Measurements of the Higgs boson width, crucial for verifying the Standard Model, benefit from combined on and off-shell production analyses. This research compares theoretical predictions for off-shell production using Powheg, MadGraph, and Sherpa, assessing the impact of higher-order chromodynamics and jet merging techniques to refine future experimental measurements.

Precise determination of the Higgs boson’s properties remains a central goal of particle physics, offering stringent tests of the Standard Model and insights into the mechanism of electroweak symmetry breaking. While direct measurements of the Higgs boson width are hampered by experimental limitations, indirect measurements via analyses of both on-shell and, crucially, off-shell Higgs boson production offer a pathway to increased precision. Off-shell production, where the produced Higgs boson’s decay products do not precisely match its mass, presents a theoretical challenge due to the breakdown of simplifying approximations and interference with background processes. A collaborative effort led by Rafael Coelho Lopes de Sá from the University of Massachusetts Amherst, alongside Martina Javurkova of Matej Bel University, and Matteo Lazzeretti and Raoul Röntsch from the University of Milan and the Istituto Nazionale di Fisica Nucleare (INFN), Sezione di Milano, addresses these challenges in a study titled ‘Theoretical modeling of QCD radiation in off-shell Higgs production through gluon fusion’. Their work compares predictions from several Monte Carlo event generators, including Powheg, MadGraph, and Sherpa, to assess the impact of higher-order quantum chromodynamics (QCD) effects and theoretical uncertainties on off-shell Higgs boson production at the Large Hadron Collider.

Precise theoretical predictions are essential for interpreting Higgs boson studies at the Large Hadron Collider, particularly for off-shell production, which allows for refined measurements of the Higgs boson’s width and rigorous tests of the Standard Model of particle physics. Researchers currently compare predictions generated by several Monte Carlo event generators, including Powheg, MadGraph, and Sherpa, at both leading order and next-to-leading order. These calculations incorporate parton shower effects, simulating the evolution of quarks and gluons produced in high-energy collisions, and reveal significant differences in predicted differential cross-sections for signal, background, and complete physical processes. These discrepancies highlight the sensitivity of results to the chosen theoretical framework and computational techniques, driving ongoing efforts to improve the accuracy and reliability of theoretical calculations.

Direct measurements of the Higgs boson width are currently limited by the resolution of particle detectors. Consequently, researchers explore combined analyses of both on-shell and off-shell production to enhance precision. The investigation demonstrates the impact of higher-order quantum chromodynamics (QCD) effects—the theory describing the strong force—on the accuracy of predictions. Next-to-leading order calculations consistently improve the modelling of off-shell Higgs production, addressing limitations inherent in leading-order approximations, which only consider the most dominant terms in a calculation.

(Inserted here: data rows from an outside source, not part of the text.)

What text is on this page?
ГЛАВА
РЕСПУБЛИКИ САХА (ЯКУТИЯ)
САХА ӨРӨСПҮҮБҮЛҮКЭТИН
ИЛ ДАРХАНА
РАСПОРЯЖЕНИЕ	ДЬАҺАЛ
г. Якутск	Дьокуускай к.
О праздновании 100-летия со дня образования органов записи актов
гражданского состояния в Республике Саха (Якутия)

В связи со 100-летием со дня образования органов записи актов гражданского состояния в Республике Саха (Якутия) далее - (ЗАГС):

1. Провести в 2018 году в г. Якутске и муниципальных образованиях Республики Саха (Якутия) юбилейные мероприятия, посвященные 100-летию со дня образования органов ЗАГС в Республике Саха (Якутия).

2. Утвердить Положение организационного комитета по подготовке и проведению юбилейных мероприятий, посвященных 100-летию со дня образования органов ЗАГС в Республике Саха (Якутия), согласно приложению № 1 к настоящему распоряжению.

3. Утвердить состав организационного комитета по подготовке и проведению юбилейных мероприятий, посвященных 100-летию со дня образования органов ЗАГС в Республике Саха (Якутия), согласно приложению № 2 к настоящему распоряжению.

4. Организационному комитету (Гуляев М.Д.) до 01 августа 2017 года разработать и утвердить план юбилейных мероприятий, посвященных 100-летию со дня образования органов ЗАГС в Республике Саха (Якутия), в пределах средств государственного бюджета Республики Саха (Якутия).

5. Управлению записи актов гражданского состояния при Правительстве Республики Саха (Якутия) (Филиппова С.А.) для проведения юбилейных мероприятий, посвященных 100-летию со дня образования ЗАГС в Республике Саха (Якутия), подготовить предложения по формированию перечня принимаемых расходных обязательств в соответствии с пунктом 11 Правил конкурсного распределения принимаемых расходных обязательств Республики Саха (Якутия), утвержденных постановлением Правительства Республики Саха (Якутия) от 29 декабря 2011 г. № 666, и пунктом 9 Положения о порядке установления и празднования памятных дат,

Researchers examine the influence of jet merging algorithms on the overall accuracy and stability of predictions. Jet merging aims to combine the strengths of both fixed-order calculations—precise calculations of particle interactions—and shower-based simulations, which model the evolution of particle jets. These algorithms play a crucial role in bridging the gap between theoretical calculations and experimental observations, as they attempt to provide a more complete picture of the final state of a collision.

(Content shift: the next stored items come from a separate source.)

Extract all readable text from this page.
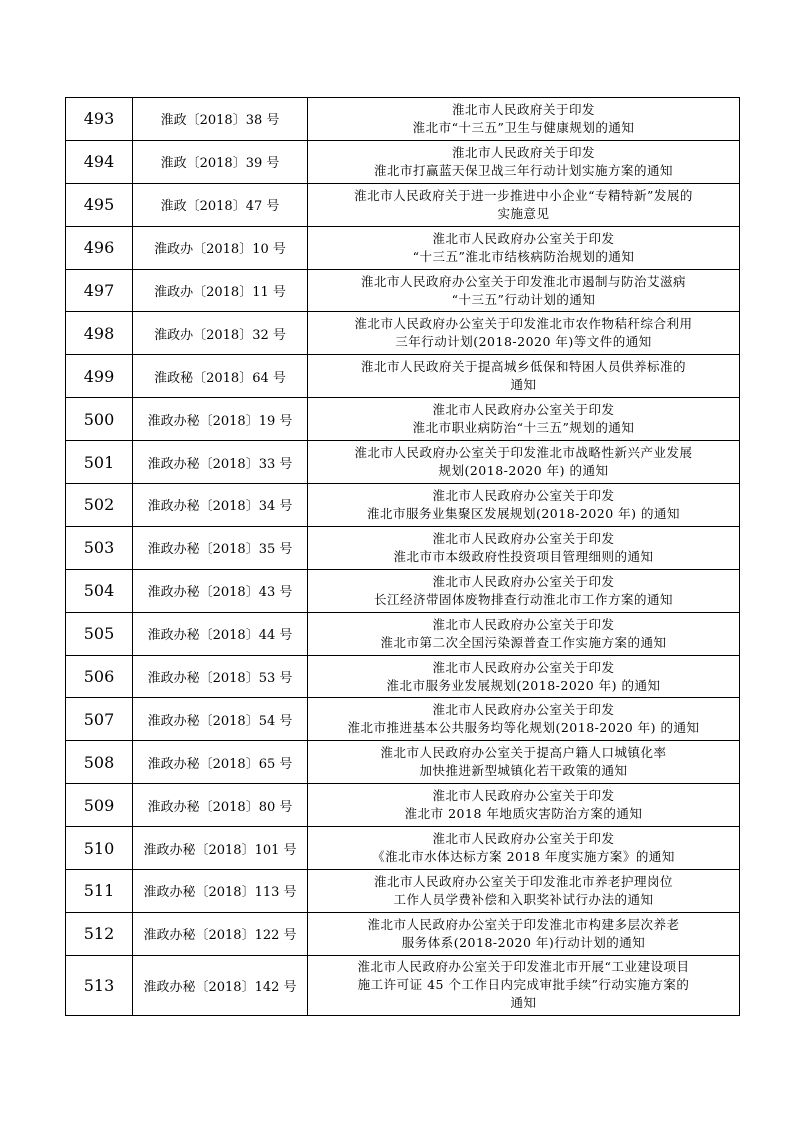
493	淮政〔2018〕38 号	淮北市人民政府关于印发
淮北市“十三五”卫生与健康规划的通知

494	淮政〔2018〕39 号	淮北市人民政府关于印发
淮北市打赢蓝天保卫战三年行动计划实施方案的通知

495	淮政〔2018〕47 号	淮北市人民政府关于进一步推进中小企业“专精特新”发展的
实施意见

496	淮政办〔2018〕10 号	淮北市人民政府办公室关于印发
“十三五”淮北市结核病防治规划的通知

497	淮政办〔2018〕11 号	淮北市人民政府办公室关于印发淮北市遏制与防治艾滋病
“十三五”行动计划的通知

498	淮政办〔2018〕32 号	淮北市人民政府办公室关于印发淮北市农作物秸秆综合利用
三年行动计划(2018-2020 年)等文件的通知

499	淮政秘〔2018〕64 号	淮北市人民政府关于提高城乡低保和特困人员供养标准的
通知

500	淮政办秘〔2018〕19 号	淮北市人民政府办公室关于印发
淮北市职业病防治“十三五”规划的通知

501	淮政办秘〔2018〕33 号	淮北市人民政府办公室关于印发淮北市战略性新兴产业发展
规划(2018-2020 年) 的通知

502	淮政办秘〔2018〕34 号	淮北市人民政府办公室关于印发
淮北市服务业集聚区发展规划(2018-2020 年) 的通知

503	淮政办秘〔2018〕35 号	淮北市人民政府办公室关于印发
淮北市市本级政府性投资项目管理细则的通知

504	淮政办秘〔2018〕43 号	淮北市人民政府办公室关于印发
长江经济带固体废物排查行动淮北市工作方案的通知

505	淮政办秘〔2018〕44 号	淮北市人民政府办公室关于印发
淮北市第二次全国污染源普查工作实施方案的通知

506	淮政办秘〔2018〕53 号	淮北市人民政府办公室关于印发
淮北市服务业发展规划(2018-2020 年) 的通知

507	淮政办秘〔2018〕54 号	淮北市人民政府办公室关于印发
淮北市推进基本公共服务均等化规划(2018-2020 年) 的通知

508	淮政办秘〔2018〕65 号	淮北市人民政府办公室关于提高户籍人口城镇化率
加快推进新型城镇化若干政策的通知

509	淮政办秘〔2018〕80 号	淮北市人民政府办公室关于印发
淮北市 2018 年地质灾害防治方案的通知

510	淮政办秘〔2018〕101 号	淮北市人民政府办公室关于印发
《淮北市水体达标方案 2018 年度实施方案》的通知

511	淮政办秘〔2018〕113 号	淮北市人民政府办公室关于印发淮北市养老护理岗位
工作人员学费补偿和入职奖补试行办法的通知

512	淮政办秘〔2018〕122 号	淮北市人民政府办公室关于印发淮北市构建多层次养老
服务体系(2018-2020 年)行动计划的通知

513	淮政办秘〔2018〕142 号	淮北市人民政府办公室关于印发淮北市开展“工业建设项目
施工许可证 45 个工作日内完成审批手续”行动实施方案的
通知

A key finding concerns the breakdown of the heavy-top approximation in off-shell Higgs production. This approximation simplifies calculations by assuming the top quark, a fundamental particle, is infinitely massive. However, accurately accounting for finite top quark mass effects becomes essential for achieving reliable predictions. Event generators handle these effects with varying degrees of sophistication, contributing to observed discrepancies. Researchers meticulously compare predictions obtained through jet merging with parton showers, a technique designed to improve the modelling of high-energy particle jets, with those derived from next-to-leading order calculations matched to parton showers, ensuring a comprehensive evaluation of theoretical uncertainties.

Researchers carefully evaluate the performance of these different approaches, recognising that jet merging aims to combine the precision of matrix element calculations—which describe the fundamental interactions—with the broad coverage of parton showers, providing a more complete description of the event. Future work should focus on reducing the theoretical uncertainties associated with off-shell Higgs boson production, including developing more accurate and efficient methods for calculating higher-order QCD corrections, improving the modelling of parton showers, and refining jet merging algorithms.